As commander-in-chief of the Grand Army of the Republic, Gen. Logan issued a general order designating May 30, 1868, as a day to be set aside for the purpose of decorating graves of comrades who died in defense of their country during the late rebellion. He did this with the hope that it would be kept up from year to year.

-o.p.-

It is not clear whether Gen.
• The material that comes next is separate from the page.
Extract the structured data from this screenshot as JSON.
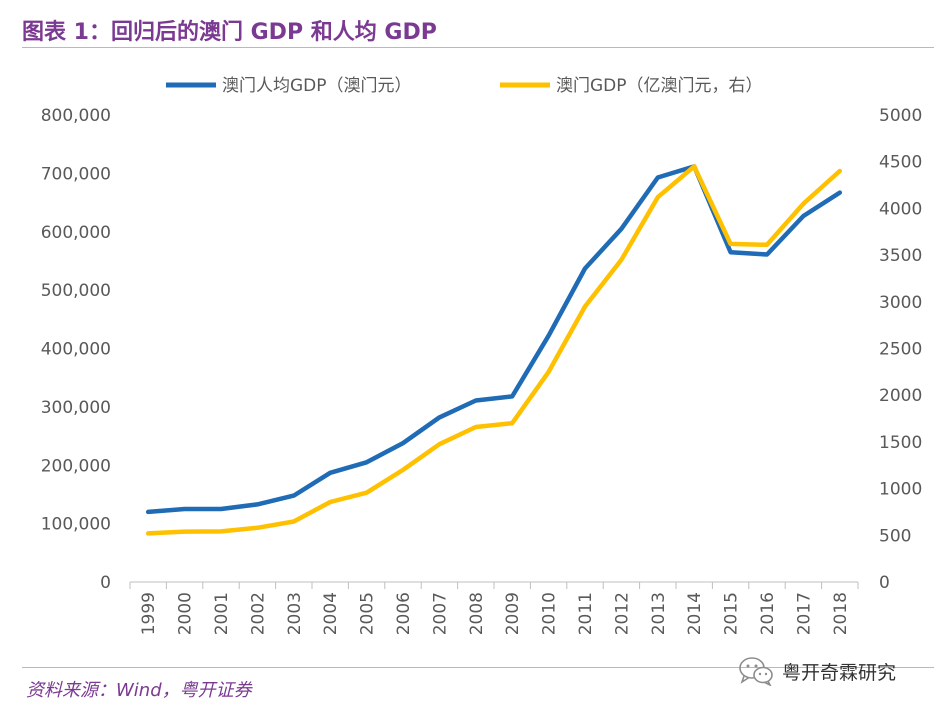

Logan chose May 30 because observances had earlier been held on that day, or whether that date marked the date of discharge of the last Union volunteer of the War.  Either way, the plan and style of observance was not original with him nor did wording of his general order mark him possessed of the nobleness of soul displayed by women of the South.

-o.p.-

In 1882, the Grand Army of the Republic urged that the proper designation of May 30 is Memorial Day, not Decoration Day.  Since then, the day has taken on a character not in the minds of founders during harrowing days of the Civil War.  It now honors the death of all our wars.

-o.p.-

Memorial Day is a legal holiday in all but a few of our states.  Some few of the states of the late Confederacy steadfastly refuse to recognize the day. Adoption of the day as a legal holiday has been done by the states singly, there being no national law on the subject.

-o.p.-

In Virginia, the day is observed with reasonable qualifications. They call it Confederate Memorial Day. But we may be sure that in the observance of the day, Virginians also honor the dust of the brave men of the North now hallowing their ground.  Into that pool of blood went boys whose mothers to the number of a hundred thousand saw them no more.